Пустошный втолкнул меня в рубку первым и тут же еще раз сильно толкнул, чтобы поскорее захлопнуть за собой дверь. И я сразу почувствовал вокруг себя пространство, свободное от воды, пахнущее чем-то знакомым, теплое, невероятно, как мне показалось, спокойное, но ничего сначала не видел и никак не мог найти свое собственное дыхание — в горле все еще колом стоял ветер, а в носу, в ушах, даже в глазах воды было полно.
Только кое-как, наполовину вздохнув, я увидел синий расплывчатый свет — это был нактоузный огонь, а расплывался он оттого, что в глазах у меня было мокро. Я согнулся от приступа кашля, зафыркал, чихнул, всхлипнул — и стал дышать.
Снова открыл глаза.
Свет от нактоуза больше не расплывался, он косо ложился на руки штурвальных — вахту несли сразу двое. Я понял, что в глазах у меня не двоится, и окончательно пришел в себя.
Справа от штурвальных стоял командир.
Старший механик сидел, согнувшись над своим пультом, еще правее. На пульте у него что-то слабо светилось.

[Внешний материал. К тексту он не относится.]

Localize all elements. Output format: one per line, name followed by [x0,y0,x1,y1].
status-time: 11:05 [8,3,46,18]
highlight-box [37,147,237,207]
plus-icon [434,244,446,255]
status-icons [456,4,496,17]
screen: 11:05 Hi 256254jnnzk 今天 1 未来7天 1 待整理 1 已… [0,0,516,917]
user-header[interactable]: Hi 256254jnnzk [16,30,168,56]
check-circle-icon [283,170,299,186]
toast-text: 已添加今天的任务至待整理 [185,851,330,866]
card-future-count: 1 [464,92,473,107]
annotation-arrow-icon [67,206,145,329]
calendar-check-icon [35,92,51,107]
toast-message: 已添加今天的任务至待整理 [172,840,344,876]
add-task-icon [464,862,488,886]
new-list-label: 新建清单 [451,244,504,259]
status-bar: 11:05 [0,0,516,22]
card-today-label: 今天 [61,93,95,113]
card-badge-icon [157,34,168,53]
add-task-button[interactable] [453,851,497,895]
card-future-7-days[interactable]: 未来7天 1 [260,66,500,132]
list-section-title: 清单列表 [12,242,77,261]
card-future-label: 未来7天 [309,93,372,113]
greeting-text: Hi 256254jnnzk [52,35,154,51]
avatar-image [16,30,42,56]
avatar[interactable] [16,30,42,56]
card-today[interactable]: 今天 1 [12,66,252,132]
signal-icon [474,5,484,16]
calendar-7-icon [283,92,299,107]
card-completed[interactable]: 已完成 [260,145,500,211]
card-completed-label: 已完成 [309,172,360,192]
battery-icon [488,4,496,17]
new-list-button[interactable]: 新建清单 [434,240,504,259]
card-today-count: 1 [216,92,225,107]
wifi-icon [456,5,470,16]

В глубине рубки мигал зеленый глазок рации УКВ.
Я шагнул туда, к Федору, увидел смутно его лицо.
— Погоди, отвяжу, — дернул меня боцман.
Он стоял вплотную ко мне, дышал тяжело. От него несло табаком.
— Спасибо, — сказал я.
— Теще скажешь, когда оженишься…
— Товарищ командир, разрешите заступить на вахту! — почти крикнул я, вглядываясь в синеватую темноту.
И как издалека услышал:
— Да…
— Все на связи, — сказал Федор. — Через пять минут вызовешь. На-ка, возьми.
— Что это?
— Шоколад у меня остался.
— Да ну его, надоел…
— Бери, — сказал Федор.
Потом они с боцманом ушли.
Я пристроился поудобнее, чтобы меньше мотаться от качки, стал смотреть в зеленый глазок индикатора. Наступила вахта — пришло то особенное ощущение, когда словно шагаешь в заколдованный круг. Теперь все сосредоточилось в зеленом глазке, в потрескивании и шипении эфира, в ожидании и подспудно — в долгом привычном нетерпении: скорее бы шло время!..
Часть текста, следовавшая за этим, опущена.